How about that deceptively quiet and unassuming, Miss Jane Marple? An irritant maybe, but she would always outsmart the cleverest policeman, and solve the most complex crime imaginable. Then there is possibly the greatest detective of them all, Sherlock Holmes. Logic and deduction are his watch words. Give him a few strands from a man’s scarf, and he will not only deduct where the scarf was purchased, but will also be able to tell that the man was thirty-eight years old, with dark wavy hair, six foot two in height, walks with a limp, and had kippers for breakfast, named William, (the man that is, not the kippers).
How about Inspector Clouseau? “I suspect everyone, and I suspect no one.” No matter how bumbling he was, or how silly, he still, somehow, “Solv Ed” the crime.

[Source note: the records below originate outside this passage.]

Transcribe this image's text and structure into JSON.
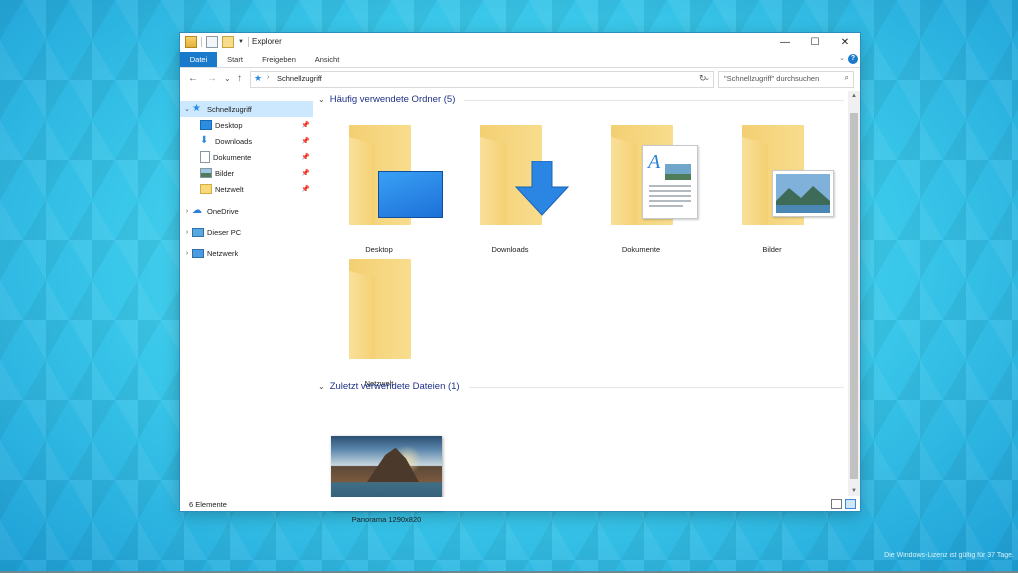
{
  "window": {
    "title": "Explorer",
    "buttons": {
      "minimize": "—",
      "maximize": "☐",
      "close": "✕"
    }
  },
  "ribbon": {
    "tabs": [
      "Datei",
      "Start",
      "Freigeben",
      "Ansicht"
    ],
    "expand": "⌄",
    "help": "?"
  },
  "nav": {
    "back": "←",
    "forward": "→",
    "recent": "⌄",
    "up": "↑",
    "path": "Schnellzugriff",
    "dropdown": "⌄",
    "refresh": "↻",
    "search_placeholder": "\"Schnellzugriff\" durchsuchen"
  },
  "sidebar": {
    "quick": {
      "label": "Schnellzugriff",
      "expanded": "⌄"
    },
    "pinned": [
      {
        "label": "Desktop",
        "icon": "desktop-icon"
      },
      {
        "label": "Downloads",
        "icon": "download-icon"
      },
      {
        "label": "Dokumente",
        "icon": "documents-icon"
      },
      {
        "label": "Bilder",
        "icon": "pictures-icon"
      },
      {
        "label": "Netzwelt",
        "icon": "folder-icon"
      }
    ],
    "roots": [
      {
        "label": "OneDrive",
        "icon": "onedrive-icon"
      },
      {
        "label": "Dieser PC",
        "icon": "pc-icon"
      },
      {
        "label": "Netzwerk",
        "icon": "network-icon"
      }
    ]
  },
  "content": {
    "group1": {
      "title": "Häufig verwendete Ordner (5)"
    },
    "folders": [
      "Desktop",
      "Downloads",
      "Dokumente",
      "Bilder",
      "Netzwelt"
    ],
    "group2": {
      "title": "Zuletzt verwendete Dateien (1)"
    },
    "files": [
      {
        "label": "Panorama 1290x820"
      }
    ]
  },
  "status": {
    "count": "6 Elemente"
  },
  "desktop": {
    "watermark": "Die Windows-Lizenz ist gültig für 37 Tage."
  },
  "colors": {
    "accent": "#1979ca",
    "selection": "#cce8ff",
    "group_title": "#1e3287"
  }
}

Then, of course, there are a whole plethora of television detectives – who can forget Kojak, and his lollipop, with his catch phrase “Who loves ya baby?” Or Sergeant Joe Friday – “Just the facts ma’am.” Or perhaps Columbo is more your scene, with his “Just one more thing.” We all know what that meant don’t we? There are a whole collection of them – Magnum; Jessica Fletcher; Rockford starring the late great James Garner; Ironside; Cagney and Lacey; Morse; Starsky and Hutch; to name but a few.
Now we have another to add to the list, the name of Tom Kendall, private detective. He really wanted to be a Private Investigator, but that was judged to be far too long to fit on the office door, so detective it was.

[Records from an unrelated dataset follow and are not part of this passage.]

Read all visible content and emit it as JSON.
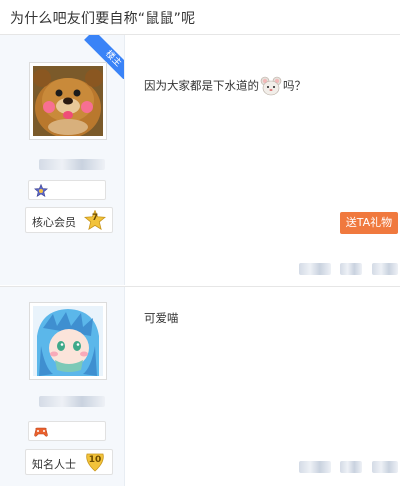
{
  "thread": {
    "title": "为什么吧友们要自称“鼠鼠”呢"
  },
  "posts": [
    {
      "corner_badge": "楼主",
      "level_name": "核心会员",
      "level": "7",
      "content_before": "因为大家都是下水道的",
      "content_after": "吗？",
      "gift_button": "送TA礼物",
      "avatar_icon": "bear-avatar-icon",
      "badge_icon": "star-badge-icon"
    },
    {
      "level_name": "知名人士",
      "level": "10",
      "content": "可爱喵",
      "avatar_icon": "anime-avatar-icon",
      "badge_icon": "gamepad-badge-icon"
    }
  ],
  "colors": {
    "accent": "#3a83f7",
    "gift": "#f0793e",
    "sidebar": "#f5f8fc"
  }
}
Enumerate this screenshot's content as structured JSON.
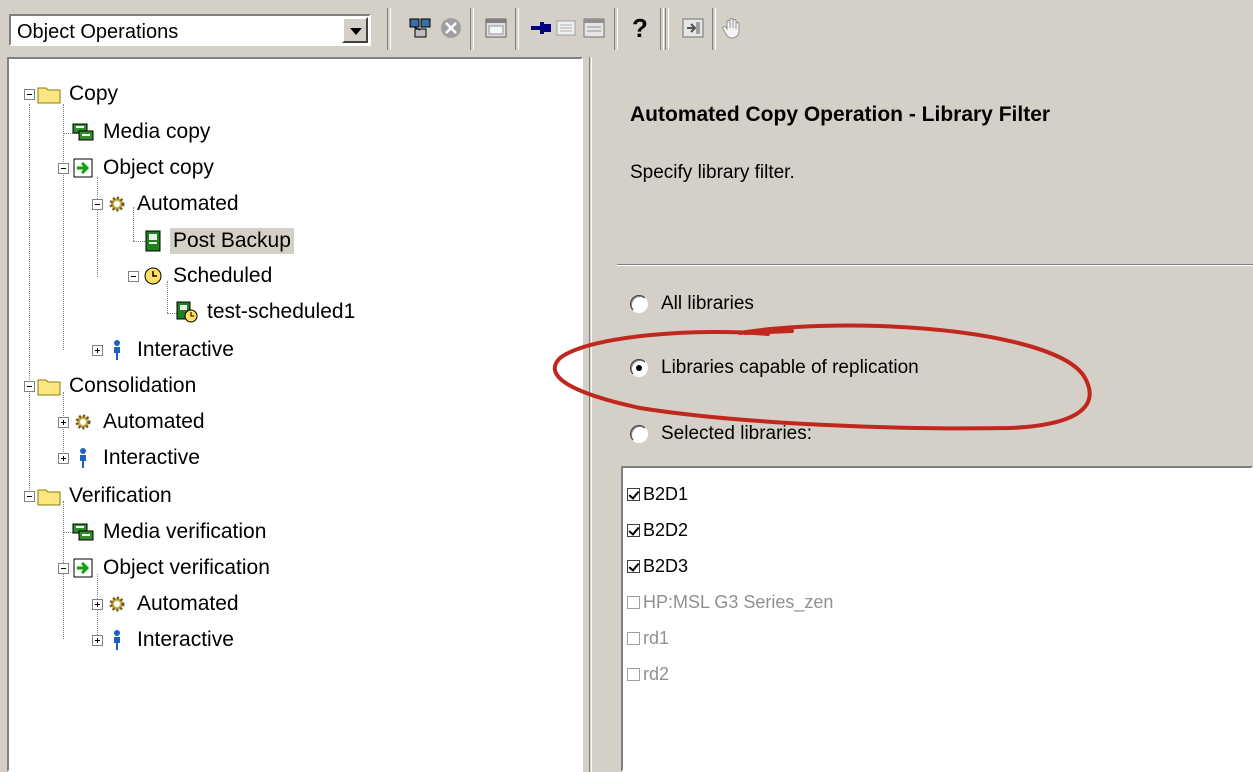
{
  "toolbar": {
    "combo_value": "Object Operations",
    "help_label": "?"
  },
  "tree": {
    "copy": "Copy",
    "media_copy": "Media copy",
    "object_copy": "Object copy",
    "automated": "Automated",
    "post_backup": "Post Backup",
    "scheduled": "Scheduled",
    "test_scheduled1": "test-scheduled1",
    "interactive": "Interactive",
    "consolidation": "Consolidation",
    "cons_automated": "Automated",
    "cons_interactive": "Interactive",
    "verification": "Verification",
    "media_verification": "Media verification",
    "object_verification": "Object verification",
    "ver_automated": "Automated",
    "ver_interactive": "Interactive"
  },
  "wizard": {
    "title": "Automated Copy Operation - Library Filter",
    "description": "Specify library filter.",
    "options": {
      "all": "All libraries",
      "replication": "Libraries capable of replication",
      "selected": "Selected libraries:"
    },
    "libraries": {
      "b2d1": "B2D1",
      "b2d2": "B2D2",
      "b2d3": "B2D3",
      "hp_msl": "HP:MSL G3 Series_zen",
      "rd1": "rd1",
      "rd2": "rd2"
    }
  },
  "colors": {
    "annotation": "#c0281e",
    "folder": "#ffe680",
    "selection": "#d4d0c8"
  }
}
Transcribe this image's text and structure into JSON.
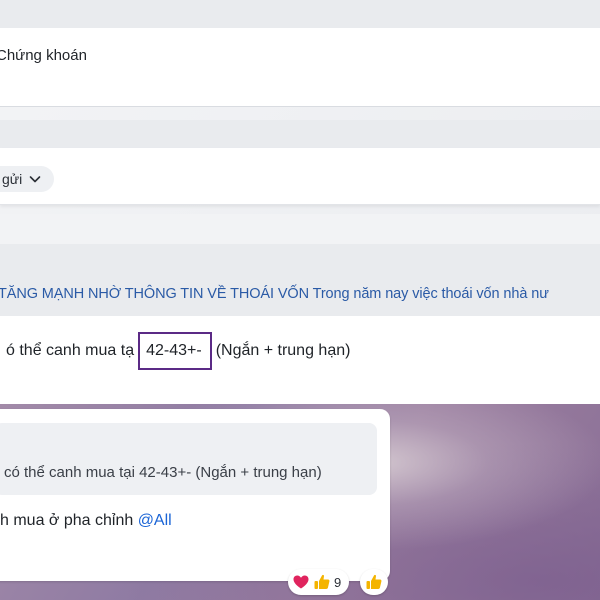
{
  "header": {
    "title": "Chứng khoán"
  },
  "sender": {
    "label": "gửi",
    "chevron_icon": "chevron-down-icon"
  },
  "headline": {
    "text": "TĂNG MẠNH NHỜ THÔNG TIN VỀ THOÁI VỐN Trong năm nay việc thoái vốn nhà nư"
  },
  "message": {
    "prefix": "ó thể canh mua tạ",
    "highlight": "42-43+-",
    "suffix": "(Ngắn + trung hạn)"
  },
  "chat": {
    "quote_text": "có thể canh mua tại 42-43+- (Ngắn + trung hạn)",
    "reply_text": "h  mua ở pha chỉnh ",
    "mention": "@All"
  },
  "reactions": {
    "items": [
      {
        "icon": "heart-icon",
        "color": "#e0245e"
      },
      {
        "icon": "thumbs-up-icon",
        "color": "#f4b400"
      }
    ],
    "count": "9",
    "quick_react_icon": "thumbs-up-icon"
  },
  "colors": {
    "highlight_border": "#5b2a86",
    "headline_text": "#2a5aa6",
    "mention": "#1a64d6"
  }
}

Kendall is a down to earth guy, slightly over-weight, far from fit, and suffers with hay fever. He is ably assisted by Mollie, his secretary and business partner – their relationship is purely platonic – and first appeared in “The Mackenzie Dossier”, a story of political corruption, blackmail and, of course murder.

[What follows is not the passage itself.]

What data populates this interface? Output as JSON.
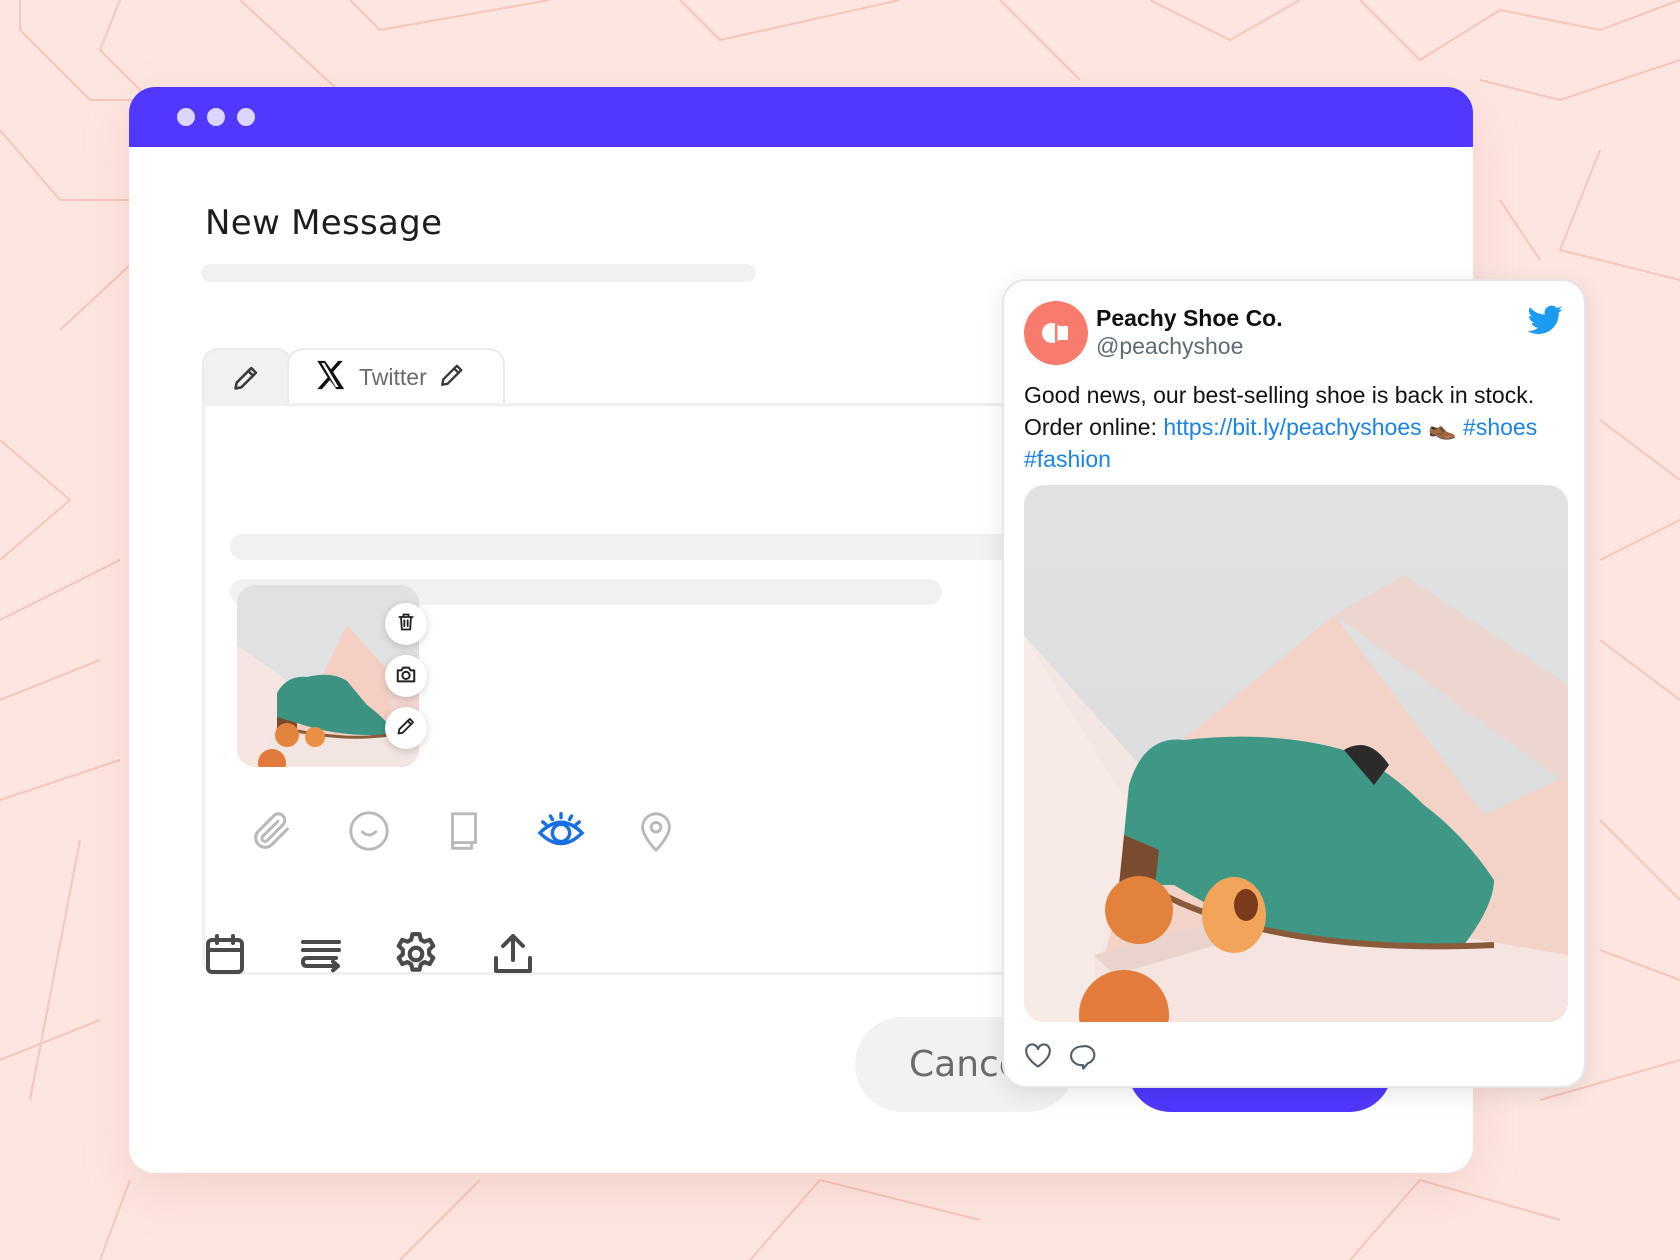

Kendall could just see the television screen. There was a photograph of Governor Frank Reynolds. Across the bottom of the screen the ticker tape announced in large black letters ‘Governor Reynolds Murdered’. The voice over was filling in whatever detail was available. Apparently his body had been discovered earlier that morning. He had been found lying in his garage. He had been shot twice. One shot to the upper chest, the other hitting his shoulder. ‘Police believe that the weapon used was a 9 mm pistol,’ the reporter said. Kendall froze. Anthony Shaw had also been killed by a 9 mm bullet. Kendall was not quite sure of what it all meant. What connection was there between Anthony Shaw, and the State Governor, and the business mogul, Ian Duncan. And what about Senator Mackenzie? Where did he fit in? And who or what was Latimer? Only a short while ago Kendall was a small time private detective, a Private Eye, investigating an insignificant little murder with no clues, no witnesses, and no motive, in fact, no nothing. Now he had so many pieces of a puzzle he didn’t know how they fitted together. He didn’t even know if they all came from the same puzzle.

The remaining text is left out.